De vraag is natuurlijk: heeft Miskotte deze theorie in de praktijk ook volgehouden? Antwoord: ja. Dat blijkt als Miskotte zijn vrouw Cor en dochter Alma in 1946 verliest aan een ‘stomme’, ‘toevallig’ opgelopen tyfusinfectie. In zijn dagboeken is een uiterst aangrijpend verslag hiervan bewaard gebleven, waaruit blijkt hoezeer hij ook hier Gods hand in zag. (H. de Liagre Böhl, Miskotte, 217-244, m.n. 230) “Vrienden” die hem meer geestelijke ruimte wilden geven door nu iets áf te doen van zondag 10 weersprak hij scherp; tot in 1963 aan toe, toen Jan Buskes in Hervormd Nederland deze zondag onder kritiek stelde. Miskotte schrijft hem in een brief dat hij de ontmoeting met Gods hand in de lotsbedeling niet kan missen zonder geestelijk te verkwijnen.[3]

Misschien een nóg spannender vraag: hield Miskotte dat in het pastoraat aan anderen ook vol? Gods hand te zien in het noodlot dat jezélf treft is één ding, maar het ook te durven zien in het noodlot dat een ander treft is misschien nog moeilijker – want is het daarvoor niet een al te persoonlijke belijdenis? Volgens Miskotte niet, zo blijkt uit zijn dagboek. Uit meerdere passages blijkt dat hij het lot van zijn pastoranten ook als komend uit Gods hand ziet. Op 13 juni 1939 schrijft hij bijvoorbeeld na een pastoraal bezoek: “Gewandeld naar Wijnen, die ligt gekluisterd en gekweld, hij wentelt de ganse dag zijn hoofd om en om op het kussen en het is niet aan te zien, het verlamt me; duivelen schijnen hem op te jagen met spiesen en brandende staken. Toch is het niets anders dan de convulsies van de kwaal, de krampen uitgezonden door het centraal zenuwstelsel.
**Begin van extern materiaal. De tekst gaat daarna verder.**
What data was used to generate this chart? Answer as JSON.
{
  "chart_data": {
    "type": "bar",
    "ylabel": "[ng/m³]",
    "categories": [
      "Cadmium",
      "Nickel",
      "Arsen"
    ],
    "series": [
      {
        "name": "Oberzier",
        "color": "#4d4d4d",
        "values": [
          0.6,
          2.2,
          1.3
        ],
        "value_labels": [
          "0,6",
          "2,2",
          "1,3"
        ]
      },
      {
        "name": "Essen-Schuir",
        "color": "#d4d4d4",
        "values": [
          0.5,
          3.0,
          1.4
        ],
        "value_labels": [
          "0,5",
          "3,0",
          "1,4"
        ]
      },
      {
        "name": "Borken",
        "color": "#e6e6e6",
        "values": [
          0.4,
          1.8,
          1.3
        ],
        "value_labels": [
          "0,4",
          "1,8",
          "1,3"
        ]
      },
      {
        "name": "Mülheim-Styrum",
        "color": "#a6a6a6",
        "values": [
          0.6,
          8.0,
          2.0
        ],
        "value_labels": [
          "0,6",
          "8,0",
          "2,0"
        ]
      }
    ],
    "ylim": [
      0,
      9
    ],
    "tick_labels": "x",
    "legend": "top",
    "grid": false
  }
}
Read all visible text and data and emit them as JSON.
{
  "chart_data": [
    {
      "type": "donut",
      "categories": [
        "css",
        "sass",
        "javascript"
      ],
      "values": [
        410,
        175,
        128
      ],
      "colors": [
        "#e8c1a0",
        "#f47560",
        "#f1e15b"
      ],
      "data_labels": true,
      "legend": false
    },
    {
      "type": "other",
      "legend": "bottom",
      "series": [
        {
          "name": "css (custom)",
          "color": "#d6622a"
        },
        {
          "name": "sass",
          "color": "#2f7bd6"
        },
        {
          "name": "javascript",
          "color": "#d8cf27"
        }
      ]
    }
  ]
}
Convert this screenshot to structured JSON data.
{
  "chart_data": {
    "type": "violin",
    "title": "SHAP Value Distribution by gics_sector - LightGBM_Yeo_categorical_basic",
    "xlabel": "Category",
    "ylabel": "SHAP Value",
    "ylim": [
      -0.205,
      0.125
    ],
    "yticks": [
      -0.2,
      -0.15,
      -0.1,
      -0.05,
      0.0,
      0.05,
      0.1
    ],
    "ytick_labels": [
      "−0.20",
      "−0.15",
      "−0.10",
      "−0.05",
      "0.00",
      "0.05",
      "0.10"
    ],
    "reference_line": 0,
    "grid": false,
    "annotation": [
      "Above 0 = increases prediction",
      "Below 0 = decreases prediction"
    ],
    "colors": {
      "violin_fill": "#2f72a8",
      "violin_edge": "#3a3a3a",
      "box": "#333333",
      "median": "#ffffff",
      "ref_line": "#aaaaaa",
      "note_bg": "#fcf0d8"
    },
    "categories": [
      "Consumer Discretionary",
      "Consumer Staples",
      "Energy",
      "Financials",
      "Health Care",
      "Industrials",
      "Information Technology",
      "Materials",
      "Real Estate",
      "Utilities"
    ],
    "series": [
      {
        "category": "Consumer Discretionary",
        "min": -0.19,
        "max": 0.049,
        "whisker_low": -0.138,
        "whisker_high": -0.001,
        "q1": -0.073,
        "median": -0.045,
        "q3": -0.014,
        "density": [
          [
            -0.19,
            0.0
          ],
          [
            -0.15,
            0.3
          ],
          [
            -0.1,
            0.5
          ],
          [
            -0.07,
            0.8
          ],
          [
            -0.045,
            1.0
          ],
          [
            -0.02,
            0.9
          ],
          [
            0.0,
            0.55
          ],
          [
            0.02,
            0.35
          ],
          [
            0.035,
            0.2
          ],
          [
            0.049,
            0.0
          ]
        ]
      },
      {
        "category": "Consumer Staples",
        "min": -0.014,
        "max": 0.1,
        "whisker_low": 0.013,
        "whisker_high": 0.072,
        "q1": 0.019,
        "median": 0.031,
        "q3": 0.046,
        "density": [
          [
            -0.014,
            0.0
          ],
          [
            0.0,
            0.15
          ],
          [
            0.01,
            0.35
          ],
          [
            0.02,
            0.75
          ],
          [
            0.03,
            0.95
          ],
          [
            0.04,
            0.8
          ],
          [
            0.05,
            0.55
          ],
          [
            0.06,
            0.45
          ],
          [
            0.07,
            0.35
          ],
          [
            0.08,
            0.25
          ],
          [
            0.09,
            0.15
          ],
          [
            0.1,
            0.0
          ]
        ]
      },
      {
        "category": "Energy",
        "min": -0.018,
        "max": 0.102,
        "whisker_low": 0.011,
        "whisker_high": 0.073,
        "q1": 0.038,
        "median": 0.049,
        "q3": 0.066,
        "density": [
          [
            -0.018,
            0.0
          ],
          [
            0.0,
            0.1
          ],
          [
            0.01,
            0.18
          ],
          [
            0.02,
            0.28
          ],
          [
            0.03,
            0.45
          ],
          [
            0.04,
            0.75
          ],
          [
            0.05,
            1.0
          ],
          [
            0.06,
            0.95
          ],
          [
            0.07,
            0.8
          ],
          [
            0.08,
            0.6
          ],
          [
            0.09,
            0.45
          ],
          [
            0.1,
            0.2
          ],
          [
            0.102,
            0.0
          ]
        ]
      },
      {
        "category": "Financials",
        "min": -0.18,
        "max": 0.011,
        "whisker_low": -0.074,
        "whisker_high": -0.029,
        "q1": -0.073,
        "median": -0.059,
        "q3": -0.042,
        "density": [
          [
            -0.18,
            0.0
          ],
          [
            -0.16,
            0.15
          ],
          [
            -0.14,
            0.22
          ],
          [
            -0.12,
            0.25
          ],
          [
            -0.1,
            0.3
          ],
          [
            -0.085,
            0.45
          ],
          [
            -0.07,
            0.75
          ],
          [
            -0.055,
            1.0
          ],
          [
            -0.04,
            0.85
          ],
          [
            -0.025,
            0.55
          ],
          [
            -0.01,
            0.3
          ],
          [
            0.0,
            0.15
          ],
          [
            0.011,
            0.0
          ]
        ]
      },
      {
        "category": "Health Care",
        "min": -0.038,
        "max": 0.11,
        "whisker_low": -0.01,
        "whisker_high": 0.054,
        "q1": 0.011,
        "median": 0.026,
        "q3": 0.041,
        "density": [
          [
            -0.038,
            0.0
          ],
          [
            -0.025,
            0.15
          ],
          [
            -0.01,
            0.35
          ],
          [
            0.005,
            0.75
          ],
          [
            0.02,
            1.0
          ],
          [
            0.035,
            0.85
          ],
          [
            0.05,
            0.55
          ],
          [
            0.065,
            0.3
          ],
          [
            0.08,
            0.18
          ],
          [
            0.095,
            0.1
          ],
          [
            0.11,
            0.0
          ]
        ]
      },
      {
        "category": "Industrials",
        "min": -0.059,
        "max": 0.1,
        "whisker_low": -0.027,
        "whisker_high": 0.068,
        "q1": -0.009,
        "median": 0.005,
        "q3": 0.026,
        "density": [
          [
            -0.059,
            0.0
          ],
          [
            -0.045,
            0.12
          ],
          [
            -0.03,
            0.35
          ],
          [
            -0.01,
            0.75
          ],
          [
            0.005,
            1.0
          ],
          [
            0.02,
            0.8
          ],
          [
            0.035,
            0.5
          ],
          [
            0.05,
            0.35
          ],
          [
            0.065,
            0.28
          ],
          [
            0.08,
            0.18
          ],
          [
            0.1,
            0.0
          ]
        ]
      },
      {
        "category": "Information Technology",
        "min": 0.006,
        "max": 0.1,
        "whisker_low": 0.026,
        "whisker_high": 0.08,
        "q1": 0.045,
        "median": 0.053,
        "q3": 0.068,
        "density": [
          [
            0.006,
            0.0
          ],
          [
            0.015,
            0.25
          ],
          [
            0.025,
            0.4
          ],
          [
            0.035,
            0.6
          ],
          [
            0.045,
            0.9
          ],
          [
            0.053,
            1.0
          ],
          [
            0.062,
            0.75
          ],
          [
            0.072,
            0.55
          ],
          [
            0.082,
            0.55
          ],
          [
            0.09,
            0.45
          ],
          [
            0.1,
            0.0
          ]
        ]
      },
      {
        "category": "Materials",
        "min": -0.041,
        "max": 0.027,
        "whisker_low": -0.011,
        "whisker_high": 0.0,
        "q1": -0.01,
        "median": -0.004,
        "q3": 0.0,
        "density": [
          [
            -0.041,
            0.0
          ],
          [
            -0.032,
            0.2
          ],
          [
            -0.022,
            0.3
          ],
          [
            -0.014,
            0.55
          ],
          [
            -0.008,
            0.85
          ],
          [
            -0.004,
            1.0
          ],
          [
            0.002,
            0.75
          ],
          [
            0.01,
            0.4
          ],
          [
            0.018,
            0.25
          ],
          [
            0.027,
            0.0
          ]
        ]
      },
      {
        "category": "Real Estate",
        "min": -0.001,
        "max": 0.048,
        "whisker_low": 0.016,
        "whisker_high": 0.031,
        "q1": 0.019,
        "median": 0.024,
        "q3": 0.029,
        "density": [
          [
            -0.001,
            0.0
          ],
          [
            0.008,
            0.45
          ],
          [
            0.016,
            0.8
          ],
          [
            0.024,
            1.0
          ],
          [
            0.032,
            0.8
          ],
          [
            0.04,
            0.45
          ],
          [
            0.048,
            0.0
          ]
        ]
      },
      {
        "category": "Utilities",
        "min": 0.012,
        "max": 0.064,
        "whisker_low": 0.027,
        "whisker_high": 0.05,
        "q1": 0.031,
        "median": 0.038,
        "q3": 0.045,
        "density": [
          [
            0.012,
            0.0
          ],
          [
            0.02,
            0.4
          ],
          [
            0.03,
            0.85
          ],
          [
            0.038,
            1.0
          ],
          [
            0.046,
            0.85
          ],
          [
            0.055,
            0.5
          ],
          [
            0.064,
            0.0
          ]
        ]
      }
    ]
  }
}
En zó is het van God.” Miskottes woorden, Schriftlezing en gebed zullen in het pastoraat ook helemaal gedragen zijn door dit geloof, dat hij niet alleen dogmatisch beaamde maar ook pastoraal volbracht. Omdat hij wist dat alleen dit geloof troost in zich bergt, terwijl het geloof dat Gods beleid alleen maar helder en licht is, ons juist in de geestelijke woestenij stuurt.

Miskotte en Barth

Heel kort nog iets over punt twee, Miskottes voorzienigheidsgeloof en Barths scheppingsleer. Ids Smedema legt er in zijn bijdrage sterk de nadruk op dat volgens Barth God “nee” zegt tegen de chaos. “Het werk van de linkerhand van God bij Barth staat voor wat God nadrukkelijk niet wil.” (14) Dit is echter een al te eenvoudige samenvatting van wat Barth schrijft, zoals Smedema ook zelf erkent als hij schrijft dat het kwaad (volgens Barth) wel degelijk alleen dankzij God bestaat, namelijk dankzij Gods Nee. Barth voert hier een dualisme binnen een monisme in, een uiterst intrigerende constructie, veel complexer dan het idee dat God het kwaad simpelweg niet wil. Zijn Nee is immers scheppend. En dat betekent: Hij wil het scheppen (want God kan niet toevallig of ongewild iets scheppen). God wil dat het kwaad er is, maar Hij wil het niet positief, Hij wil het niet als kwaad. Dit staat feitelijk heel dichtbij de klassieke middeleeuwse en gereformeerde scholastiek, die stelt dat God wel het dat maar niet het wat van het kwaad wil. (Hij wil wel dat de Satan bestaat, maar Hij wil niet dat hij kwaad is.) Barth zegt het wat dialectischer als hij zegt dat Gods Nee schéppend is, maar een wezenlijk verschil is dat niet. En als we Barth zo interpreteren, dan staat Miskotte er inderdaad dichtbij, al vraag ik mij af of hij in 1953 echt zo beïnvloed is door de iets eerder verschenen leer van het Nichtige. Ik denk dat Miskotte toch een zelfstandiger denker was, die wel bepaalde begrippen en nuances van Barth leerde, maar het wezenlijke al lang voor 1950 elders had gevonden en bedacht. Bij Miskotte vinden we in ieder geval dezelfde paradox, die heel bewust niet opgelost wordt: God staat niet áchter de Watersnood, hij wil deze dus niet positief, Hij zegt er juist nee tegen, maar Hij staat er wel boven, dus het dát van de Watersnood wil Hij op dieper niveau wel.

(wordt vervolgd)

Willem Maarten Dekker.

[1] In de Waagschaal 49/9, 11-17. Daarnaast werd er een reactie ingestuurd door Simon Dingemanse. Zijn bijdrage heeft de titel “Een theologie die onthand is”. Zijn reactie is verwant aan die van Van Rijswijk. Hij zou Miskotte “willen vragen: Gaat Dekker in zijn interpretatie van uw preek niet een stap te ver?”, namelijk zo dat de onderscheidingen die ik maak feitelijk “tegenstrijdigheden” zijn, die de “bittere raadsels” te begrijpelijk willen maken. Hij stelt het gelovig begrijpen van de werkelijkheid, dat ik voorsta, tegenover het geloof als “sprong”. Dat betekent dat de theologie ten aanzien van de vraag naar het kwaad in de schepping “onthand” is.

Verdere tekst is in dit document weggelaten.